REFERENDUM: D’Incà per il sì, De Poli per il no
Confronto nel nuovo numero dell’Azione
«Già Luigi Einaudi diceva che assemblee molto numerose rischiavano di rendere il percorso legislativo poco concreto. Considero il numero attuale dei parlamentari sovradimensionato rispetto alle necessità del Paese; con un bicameralismo perfetto dobbiamo ridurre il loro numero. Oggi non c’è una grande fluidità del processo legislativo ed è il momento di prendere in mano anche i regolamenti di Camera e Senato per cambiare alcuni aspetti che oggi rendono il Parlamento non luogo della discussione ma della polemica. Il Parlamento invece deve avere un ruolo chiave per discutere, confrontarsi e trovare soluzioni condivise non solo all’interno della maggioranza ma anche con l’opposizione al fine di rendere solido il Paese». È un passaggio dell’intervista sul referendum del 20 e 21 settembre, pubblicata sul nuovo numero dell’Azione, a Federico D’Incà. Classe 1976, di Trichiana, «dove torno appena posso perché passa tutto – la carica di ministro, la politica – ma non passa la famiglia», deputato alla seconda legislatura per il Movimento 5 Stelle – da un anno è ministro per le riforme e per i rapporti con il Parlamento, quel Parlamento che in caso di vittoria dei “sì” al referendum perderà per strada 345 degli attuali 945 parlamentari.

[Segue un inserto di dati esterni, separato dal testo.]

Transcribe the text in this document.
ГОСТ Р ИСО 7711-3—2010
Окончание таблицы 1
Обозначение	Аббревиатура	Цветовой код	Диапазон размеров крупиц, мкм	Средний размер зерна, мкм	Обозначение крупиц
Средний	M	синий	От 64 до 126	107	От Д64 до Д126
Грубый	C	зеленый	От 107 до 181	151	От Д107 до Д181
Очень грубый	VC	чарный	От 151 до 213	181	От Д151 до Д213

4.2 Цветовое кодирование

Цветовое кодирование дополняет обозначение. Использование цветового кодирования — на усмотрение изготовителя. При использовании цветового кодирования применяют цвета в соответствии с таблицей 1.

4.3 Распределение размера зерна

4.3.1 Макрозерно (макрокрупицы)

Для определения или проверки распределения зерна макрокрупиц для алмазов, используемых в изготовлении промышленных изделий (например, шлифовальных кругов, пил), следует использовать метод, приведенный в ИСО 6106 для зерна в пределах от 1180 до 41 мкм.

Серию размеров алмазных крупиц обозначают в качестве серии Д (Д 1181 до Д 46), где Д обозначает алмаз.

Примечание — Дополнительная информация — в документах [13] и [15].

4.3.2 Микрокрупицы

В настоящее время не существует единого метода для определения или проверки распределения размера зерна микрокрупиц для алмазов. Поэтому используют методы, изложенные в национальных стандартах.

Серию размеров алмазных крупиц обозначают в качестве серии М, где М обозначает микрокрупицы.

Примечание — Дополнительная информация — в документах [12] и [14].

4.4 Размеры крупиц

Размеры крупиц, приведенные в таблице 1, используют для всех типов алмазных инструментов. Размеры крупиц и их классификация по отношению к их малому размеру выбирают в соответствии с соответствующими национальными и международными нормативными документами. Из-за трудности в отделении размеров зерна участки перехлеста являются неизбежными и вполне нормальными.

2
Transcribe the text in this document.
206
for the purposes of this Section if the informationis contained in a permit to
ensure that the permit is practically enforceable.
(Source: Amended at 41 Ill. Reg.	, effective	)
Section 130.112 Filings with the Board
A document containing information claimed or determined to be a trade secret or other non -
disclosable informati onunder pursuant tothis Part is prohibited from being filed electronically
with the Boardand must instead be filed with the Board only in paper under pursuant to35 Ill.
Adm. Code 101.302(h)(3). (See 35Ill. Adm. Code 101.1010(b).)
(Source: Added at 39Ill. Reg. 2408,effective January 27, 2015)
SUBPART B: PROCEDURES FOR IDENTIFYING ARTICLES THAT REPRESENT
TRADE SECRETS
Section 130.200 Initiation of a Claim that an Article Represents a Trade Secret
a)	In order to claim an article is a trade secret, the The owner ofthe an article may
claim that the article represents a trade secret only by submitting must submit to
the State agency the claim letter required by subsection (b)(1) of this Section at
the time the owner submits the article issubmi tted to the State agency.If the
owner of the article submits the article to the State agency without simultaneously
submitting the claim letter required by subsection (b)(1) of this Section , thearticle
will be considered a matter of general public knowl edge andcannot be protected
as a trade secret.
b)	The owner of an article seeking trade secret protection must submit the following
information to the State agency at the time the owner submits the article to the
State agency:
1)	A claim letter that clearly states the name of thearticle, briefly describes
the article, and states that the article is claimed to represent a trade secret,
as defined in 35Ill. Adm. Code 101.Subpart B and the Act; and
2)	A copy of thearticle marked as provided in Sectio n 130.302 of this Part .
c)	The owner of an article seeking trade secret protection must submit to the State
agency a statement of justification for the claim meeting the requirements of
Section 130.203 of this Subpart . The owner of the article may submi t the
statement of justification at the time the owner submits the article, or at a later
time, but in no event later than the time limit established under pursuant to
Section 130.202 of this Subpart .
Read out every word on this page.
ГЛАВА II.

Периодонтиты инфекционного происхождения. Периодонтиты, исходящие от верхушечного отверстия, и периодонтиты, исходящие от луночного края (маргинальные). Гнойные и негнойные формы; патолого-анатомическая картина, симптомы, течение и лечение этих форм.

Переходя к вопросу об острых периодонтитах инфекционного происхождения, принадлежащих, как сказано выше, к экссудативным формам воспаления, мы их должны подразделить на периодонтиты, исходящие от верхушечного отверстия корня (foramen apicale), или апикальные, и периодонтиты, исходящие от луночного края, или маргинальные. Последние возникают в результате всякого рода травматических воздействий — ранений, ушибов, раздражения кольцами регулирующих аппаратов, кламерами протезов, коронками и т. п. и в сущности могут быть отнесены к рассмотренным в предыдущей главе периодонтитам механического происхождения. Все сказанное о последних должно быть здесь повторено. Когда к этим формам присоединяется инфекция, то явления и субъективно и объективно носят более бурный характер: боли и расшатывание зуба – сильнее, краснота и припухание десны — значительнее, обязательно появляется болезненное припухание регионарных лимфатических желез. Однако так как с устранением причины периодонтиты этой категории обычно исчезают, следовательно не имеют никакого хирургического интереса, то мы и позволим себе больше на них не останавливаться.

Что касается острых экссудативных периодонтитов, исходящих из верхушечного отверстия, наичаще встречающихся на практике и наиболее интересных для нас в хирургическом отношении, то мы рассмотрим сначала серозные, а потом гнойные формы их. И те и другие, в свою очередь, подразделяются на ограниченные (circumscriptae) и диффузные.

Invece il senatore Antonio De Poli, 59 anni, padovano - già sindaco di Carmignano di Brenta, assessore regionale, europarlamentare, deputato - è uno dei 71 senatori che hanno firmato la richiesta di referendum sulla legge per il taglio dei parlamentari che era stata approvata a larga maggioranza. «Ciò che serviva era un serio progetto di riforma complessivo e strategico, in grado di garantire l’equilibrio tra i poteri dello Stato (Parlamento, Governo, Presidente della Repubblica e Corte costituzionale) e il funzionamento del nostro Stato democratico, voluto dai nostri Padri costituenti. La riduzione dei parlamentari, così come è stata impostata, svilisce il Parlamento e il concetto di democrazia rappresentativa. Noi sosteniamo il “no” perché questa riforma ha solo un effetto: tagliare rappresentanza nei nostri territori. Come sostengono autorevoli costituzionalisti, il rischio è la formazione di maggioranze che, con gli attuali sistemi elettorali, hanno la possibilità di eleggersi da sole, ad esempio, il presidente della Repubblica che, in questo modo, non sarebbe più una figura di garanzia e di unità del Paese. È in gioco l’equilibrio fra i poteri dello Stato previsto dalla nostra Costituzione».